Cellular, Cell-less, and Everything in Between: A Unified Framework for Utility Region Analysis in Wireless Networks

TL;DR

This paper presents a unified mathematical framework for analyzing utility regions in wireless networks, offering new insights into interference, convexity, and optimization of network performance.

Contribution

It introduces a spectral radius-based characterization of feasible utility regions, enabling tractable analysis and optimization in modern wireless architectures.

Findings

Spectral radius characterization simplifies utility region analysis.

Identifies convex sum-rate maximization problems for efficient solutions.

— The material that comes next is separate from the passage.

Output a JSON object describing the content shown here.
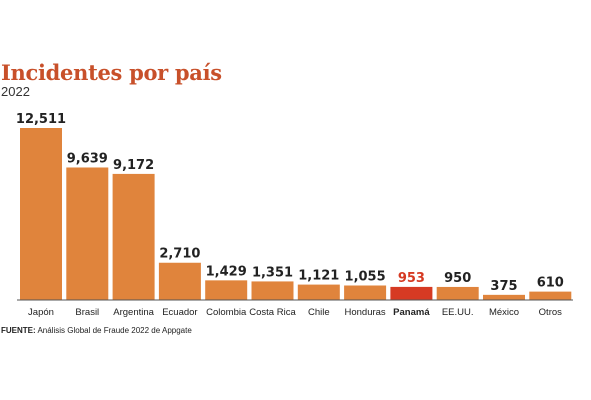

Provides a new perspective on interference and beamforming in massive MIMO.

Abstract

We introduce a unified framework for analyzing utility regions of wireless networks, with a focus on signal-to-interference-plus-noise-ratio (SINR) and achievable rate regions. The framework provides valuable insights into interference patterns of modern network architectures, including extremely large MIMO and cell-less networks. A central contribution is a simple characterization of feasible utility regions using the concept of spectral radius of nonlinear mappings. This characterization provides a powerful mathematical tool for wireless system design and analysis. For example, it allows us to generalize existing characterizations of the weak Pareto boundary using compact notation. It also allows us to derive tractable sufficient conditions for the identification of convex utility regions. This property is particularly important because, on the weak Pareto boundary, it guarantees that time sharing (or user grouping) cannot simultaneously improve the utilities of all users. Beyond geometrical insights, these sufficient conditions have two key implications. First, they identify a family of (weighted) sum-rate maximization problems that are inherently convex, thus paving the way for the development of efficient, provably optimal solvers for this family. Second, they provide justification for formulating sum-rate maximization problems directly in terms of achievable rates, rather than SINR levels. Our theoretical insights also motivate an alternative to the concept of favorable propagation in the massive MIMO literature -- one that explicitly accounts for self-interference and the beamforming strategy.